CINATTI, Rui - O poeta Ruy Cinatti (1915 - 1986) não precisa de grandes apresentações para os portugueses: é seguramente um dos maiores poetas do país no século 20.

Menos conhecido é o Cinatti antropólogo, que na década de 1940 partiu para a colônia de Timor-Leste como secretário do primeiro governador da ilha e aí encontrou a geografia física e emocional para muitos dos seus escritos.

Esses escritos podem ser lidos agora em "Timor-Amor" (Gryphus, 230 págs.), a primeira colectânea de Cinatti no Brasil superiormente organizada e prefaciada por Vasco Rosa. Resumindo, o livro é uma longa declaração de amor ao território e ao seu povo.
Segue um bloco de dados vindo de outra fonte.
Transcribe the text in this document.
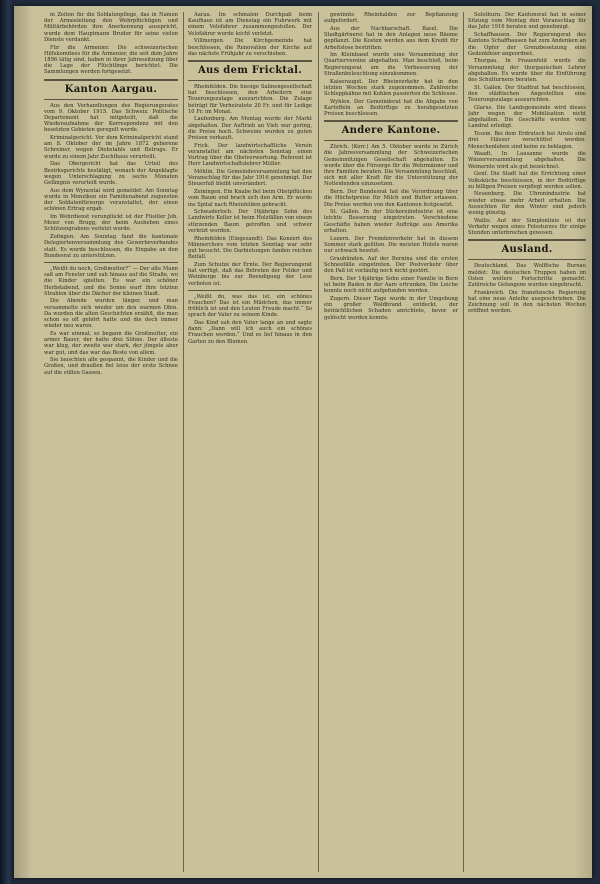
in Zeiten für die Soldatenpflege, das in Namen der Armeeleitung den Wehrpflichtigen und Militärbehörden ihre Anerkennung ausspricht, wurde dem Hauptmann Bruder für seine vielen Dienste verdankt.

Für die Armenier. Die schweizerischen Hilfskomitees für die Armenier, die seit dem Jahre 1896 tätig sind, haben in ihrer Jahressitzung über die Lage der Flüchtlinge berichtet. Die Sammlungen werden fortgesetzt.

Kanton Aargau.

Aus den Verhandlungen des Regierungsrates vom 9. Oktober 1915. Das Schweiz. Politische Departement hat mitgeteilt, daß die Wiederaufnahme der Korrespondenz mit den besetzten Gebieten geregelt wurde.

Kriminalgericht. Vor dem Kriminalgericht stand am 8. Oktober der im Jahre 1872 geborene Schreiner, wegen Diebstahls und Betrugs. Er wurde zu einem Jahr Zuchthaus verurteilt.

Das Obergericht hat das Urteil des Bezirksgerichts bestätigt, wonach der Angeklagte wegen Unterschlagung zu sechs Monaten Gefängnis verurteilt wurde.

Aus dem Wynental wird gemeldet: Am Sonntag wurde in Menziken ein Familienabend zugunsten der Soldatenfürsorge veranstaltet, der einen schönen Ertrag ergab.

Im Wehrdienst verunglückt ist der Füsilier Joh. Meier von Brugg, der beim Ausheben eines Schützengrabens verletzt wurde.

Zofingen. Am Sonntag fand die kantonale Delegiertenversammlung des Gewerbeverbandes statt. Es wurde beschlossen, die Eingabe an den Bundesrat zu unterstützen.

„Weißt du noch, Großmutter?“ — Der alte Mann saß am Fenster und sah hinaus auf die Straße, wo die Kinder spielten. Es war ein schöner Herbstabend, und die Sonne warf ihre letzten Strahlen über die Dächer der kleinen Stadt.

Die Abende wurden länger, und man versammelte sich wieder um den warmen Ofen. Da wurden die alten Geschichten erzählt, die man schon so oft gehört hatte und die doch immer wieder neu waren.

Es war einmal, so begann die Großmutter, ein armer Bauer, der hatte drei Söhne. Der älteste war klug, der zweite war stark, der jüngste aber war gut, und das war das Beste von allem.

Sie lauschten alle gespannt, die Kinder und die Großen, und draußen fiel leise der erste Schnee auf die stillen Gassen.

Aarau. Im schmalen Durchpaß beim Kaufhaus ist am Dienstag ein Fuhrwerk mit einem Velofahrer zusammengestoßen. Der Velofahrer wurde leicht verletzt.

Villmergen. Die Kirchgemeinde hat beschlossen, die Renovation der Kirche auf das nächste Frühjahr zu verschieben.

Aus dem Fricktal.

Rheinfelden. Die hiesige Salinengesellschaft hat beschlossen, den Arbeitern eine Teuerungszulage auszurichten. Die Zulage beträgt für Verheiratete 20 Fr. und für Ledige 10 Fr. im Monat.

Laufenburg. Am Montag wurde der Markt abgehalten. Der Auftrieb an Vieh war gering, die Preise hoch. Schweine wurden zu guten Preisen verkauft.

Frick. Der landwirtschaftliche Verein veranstaltet am nächsten Sonntag einen Vortrag über die Obstverwertung. Referent ist Herr Landwirtschaftslehrer Müller.

Möhlin. Die Gemeindeversammlung hat den Voranschlag für das Jahr 1916 genehmigt. Der Steuerfuß bleibt unverändert.

Zeiningen. Ein Knabe fiel beim Obstpflücken vom Baum und brach sich den Arm. Er wurde ins Spital nach Rheinfelden gebracht.

Schwaderloch. Der 16jährige Sohn des Landwirts Keller ist beim Holzfällen von einem stürzenden Baum getroffen und schwer verletzt worden.

Rheinfelden (Eingesandt). Das Konzert des Männerchors vom letzten Sonntag war sehr gut besucht. Die Darbietungen fanden reichen Beifall.

Zum Schutze der Ernte. Der Regierungsrat hat verfügt, daß das Betreten der Felder und Weinberge bis zur Beendigung der Lese verboten ist.

„Weißt du, was das ist, ein schönes Frauchen? Das ist ein Mädchen, das immer fröhlich ist und den Leuten Freude macht.“ So sprach der Vater zu seinem Kinde.

Das Kind sah den Vater lange an und sagte dann: „Dann will ich auch ein schönes Frauchen werden.“ Und es lief hinaus in den Garten zu den Blumen.

gewinnte Rheinhalden zur Bepflanzung aufgefordert.

Aus der Nachbarschaft. Basel. Die Stadtgärtnerei hat in den Anlagen neue Bäume gepflanzt. Die Kosten werden aus dem Kredit für Arbeitslose bestritten.

Im Kleinbasel wurde eine Versammlung der Quartiervereine abgehalten. Man beschloß, beim Regierungsrat um die Verbesserung der Straßenbeleuchtung einzukommen.

Kaiseraugst. Der Rheinverkehr hat in den letzten Wochen stark zugenommen. Zahlreiche Schleppkähne mit Kohlen passierten die Schleuse.

Wyhlen. Der Gemeinderat hat die Abgabe von Kartoffeln an Bedürftige zu herabgesetzten Preisen beschlossen.

Andere Kantone.

Zürich. (Korr.) Am 5. Oktober wurde in Zürich die Jahresversammlung der Schweizerischen Gemeinnützigen Gesellschaft abgehalten. Es wurde über die Fürsorge für die Wehrmänner und ihre Familien beraten. Die Versammlung beschloß, sich mit aller Kraft für die Unterstützung der Notleidenden einzusetzen.

Bern. Der Bundesrat hat die Verordnung über die Höchstpreise für Milch und Butter erlassen. Die Preise werden von den Kantonen festgesetzt.

St. Gallen. In der Stickereiindustrie ist eine leichte Besserung eingetreten. Verschiedene Geschäfte haben wieder Aufträge aus Amerika erhalten.

Luzern. Der Fremdenverkehr hat in diesem Sommer stark gelitten. Die meisten Hotels waren nur schwach besetzt.

Graubünden. Auf der Bernina sind die ersten Schneefälle eingetreten. Der Postverkehr über den Paß ist vorläufig noch nicht gestört.

Bern. Der 14jährige Sohn einer Familie in Bern ist beim Baden in der Aare ertrunken. Die Leiche konnte noch nicht aufgefunden werden.

Zugern. Dieser Tage wurde in der Umgebung ein großer Waldbrand entdeckt, der beträchtlichen Schaden anrichtete, bevor er gelöscht werden konnte.

Solothurn. Der Kantonsrat hat in seiner Sitzung vom Montag den Voranschlag für das Jahr 1916 beraten und genehmigt.

Schaffhausen. Der Regierungsrat des Kantons Schaffhausen hat zum Andenken an die Opfer der Grenzbesetzung eine Gedenkfeier angeordnet.

Thurgau. In Frauenfeld wurde die Versammlung der thurgauischen Lehrer abgehalten. Es wurde über die Einführung des Schulturnens beraten.

St. Gallen. Der Stadtrat hat beschlossen, den städtischen Angestellten eine Teuerungszulage auszurichten.

Glarus. Die Landsgemeinde wird dieses Jahr wegen der Mobilisation nicht abgehalten. Die Geschäfte werden vom Landrat erledigt.

Tessin. Bei dem Erdrutsch bei Airolo sind drei Häuser verschüttet worden. Menschenleben sind keine zu beklagen.

Waadt. In Lausanne wurde die Winzerversammlung abgehalten. Die Weinernte wird als gut bezeichnet.

Genf. Die Stadt hat die Errichtung einer Volksküche beschlossen, in der Bedürftige zu billigen Preisen verpflegt werden sollen.

Neuenburg. Die Uhrenindustrie hat wieder etwas mehr Arbeit erhalten. Die Aussichten für den Winter sind jedoch wenig günstig.

Wallis. Auf der Simplonlinie ist der Verkehr wegen eines Felssturzes für einige Stunden unterbrochen gewesen.

Ausland.

Deutschland. Das Wolffsche Bureau meldet: Die deutschen Truppen haben im Osten weitere Fortschritte gemacht. Zahlreiche Gefangene wurden eingebracht.

Frankreich. Die französische Regierung hat eine neue Anleihe ausgeschrieben. Die Zeichnung soll in den nächsten Wochen eröffnet werden.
Uma declaração feita de explorações botânicas, diários íntimos e versos de uma arrasadora e espiritual beleza:

"Hei-de esquecer-me de tudo

que me prende ainda ao futuro.

Hei-de ser, como não fui,

um homem fora do mundo."

O brasileiro Sérgio Vieira de Mello, a quem o livro é dedicado "in memoriam", teria certamente gostado da mais bela homenagem literária que conheço ao país onde ele viveu os seus últimos dias. 
Leitores vários escrevem-me com regularidade, perguntando por livros ou autores portugueses que merecem edição e leitura no Brasil. Este "Dicionário de Português", a partir de hoje, irá procurar responder a todos eles. Com livros, sim, mas também com artes, lugares e prazeres que valem a pena deste lado do Atlântico.